Não me faltava mais nada, pensava eu, até que me surgiu a inesperada visita de um norte-americano vindo de Las Vegas especialmente para dialogar comigo. A fama de Montões Biliardários chegara aos EUA, assim como o meu prestígio nacional se tornara inevitavelmente internacional. Pediam-me que intercedesse e liderasse uma campanha pela liberação geral da jogata no Brasil, o que aceitei de imediato, mas com o compromisso assinado de a minha cidade ser a primeira a abrir seus cassinos. Assinaram sem pestanejar, e não deu outra: o jogo passou a correr solto no território nacional, com Montões Biliardários surgindo como pioneira na histórica inauguração de monumentais casas de jogos.

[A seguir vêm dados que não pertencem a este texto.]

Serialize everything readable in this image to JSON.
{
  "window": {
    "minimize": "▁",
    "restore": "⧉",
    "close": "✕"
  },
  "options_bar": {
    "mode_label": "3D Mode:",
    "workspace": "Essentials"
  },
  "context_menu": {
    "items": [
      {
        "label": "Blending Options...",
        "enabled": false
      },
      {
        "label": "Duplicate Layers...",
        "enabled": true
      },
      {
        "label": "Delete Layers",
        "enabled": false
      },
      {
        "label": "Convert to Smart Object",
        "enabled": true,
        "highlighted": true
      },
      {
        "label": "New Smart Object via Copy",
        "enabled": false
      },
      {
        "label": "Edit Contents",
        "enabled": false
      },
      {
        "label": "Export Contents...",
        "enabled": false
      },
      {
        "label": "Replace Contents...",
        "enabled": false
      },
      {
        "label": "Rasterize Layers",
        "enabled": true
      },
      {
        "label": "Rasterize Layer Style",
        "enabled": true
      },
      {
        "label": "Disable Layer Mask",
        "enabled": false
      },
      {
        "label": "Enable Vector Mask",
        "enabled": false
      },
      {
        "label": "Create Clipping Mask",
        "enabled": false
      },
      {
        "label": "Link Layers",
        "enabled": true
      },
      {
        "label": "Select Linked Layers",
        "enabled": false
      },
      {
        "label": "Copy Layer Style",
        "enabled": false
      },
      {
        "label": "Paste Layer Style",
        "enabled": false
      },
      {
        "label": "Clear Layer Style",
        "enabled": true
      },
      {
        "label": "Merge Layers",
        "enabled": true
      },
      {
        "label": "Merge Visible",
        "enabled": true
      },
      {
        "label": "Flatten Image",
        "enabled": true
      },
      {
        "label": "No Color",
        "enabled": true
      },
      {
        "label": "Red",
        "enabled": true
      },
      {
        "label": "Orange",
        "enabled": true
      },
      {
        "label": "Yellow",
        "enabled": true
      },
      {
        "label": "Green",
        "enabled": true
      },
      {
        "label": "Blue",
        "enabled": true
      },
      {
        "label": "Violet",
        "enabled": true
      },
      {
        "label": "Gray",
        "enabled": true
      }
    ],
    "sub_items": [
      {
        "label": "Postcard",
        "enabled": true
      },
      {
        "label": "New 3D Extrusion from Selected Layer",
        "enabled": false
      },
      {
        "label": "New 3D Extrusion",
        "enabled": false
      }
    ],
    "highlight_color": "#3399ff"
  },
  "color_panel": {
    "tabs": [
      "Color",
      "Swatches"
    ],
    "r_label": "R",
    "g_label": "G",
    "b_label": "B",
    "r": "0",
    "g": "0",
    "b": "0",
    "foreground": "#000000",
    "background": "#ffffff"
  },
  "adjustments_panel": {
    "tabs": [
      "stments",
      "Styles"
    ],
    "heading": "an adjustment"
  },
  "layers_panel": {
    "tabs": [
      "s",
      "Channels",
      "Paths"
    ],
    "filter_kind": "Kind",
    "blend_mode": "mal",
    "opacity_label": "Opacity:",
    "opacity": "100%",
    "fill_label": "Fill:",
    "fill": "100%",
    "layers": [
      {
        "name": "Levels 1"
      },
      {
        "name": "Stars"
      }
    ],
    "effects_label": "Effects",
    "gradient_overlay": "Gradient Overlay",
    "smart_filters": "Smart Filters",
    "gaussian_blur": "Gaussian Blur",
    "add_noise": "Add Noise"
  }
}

Você deve estar aí imaginando em qual lugar a esplendorosa cidade da jogatina foi instalada. Afirmo logo: em minha fazenda, o local mais aprazível da cidade. Mas não a vendi. Associei-me a eles através daquele “eu” do qual você já está íntimo. Bem, amigo leitor, creio que é hora de encerrar esta parte da minha doce história de vida, mais uma vez me escusando pelo entusiasmo. Você já deve ter percebido que aqueles golpes do passado foram sepultados definitivamente. Hoje resido em Las Vegas e só venho a Montões Biliardários a passeio e para ganhar eleições. E fico feliz ao ver tremeluzindo em luzes multicolores o letreiro do maior cassino de todos: ESTELIONATÁRIO CASSINS.
Lindo nome, não? Devo-lhe, porém, confessar que a mesma paixão que continuo a cultuar por Glorinha, Maristela e Bete (Que bocas!), a mesma paixão mantenho pela vida pública, enfim, pela política. E não descarto a ideia de me candidatar a governador nas próximas, especialmente porque o poviléu de minha terra natal deixou de ser pobre sem que eu precisasse ser honesto. Eis aí, meu caríssimo leitor, eis aí surgindo a síntese de uma nova ideologia política que muito eu ainda desenvolveria no futuro. E que fazer, se Deus insiste em continuar a me ajudar... Sim, sim, sim, meu caríssimo leitor, mais uma vez Deus me ajudou!... Por isso, devo cumprir a minha sina. Um dia serei governador de Trapaça do Nordeste. E, quem sabe, até algo mais?...

TRÊS


Nunca Trapaça do Nordeste viu tanta festa, as melhores festas, com os mais renomados artistas nacionais e internacionais, inclusive o Frank Sinatra em carne e osso, que veio gratuitamente colaborar em minha campanha. E a propaganda eleitoral? Que qualidade! que apresentação!... Sim, meu amigo, sim, sim, cá estou, alguns anos depois, candidato a governador. Não lhe havia prometido? Confesso a você, somente a você: agora não mais política por dinheiro, mas pelo social... pois enchi tanto minhas algibeiras que meu colesterol financeiro disparou! Vou explicar tudo como se no presente estivéssemos, para lhe dar mais gosto. E não se peje! Faça de conta que somos uma só pessoa a curtir esta candidatura e a retumbante vitória que conquistei. Os demais, como já lhe orientei, são os alheios, são os “tu, ele, vós, eles”.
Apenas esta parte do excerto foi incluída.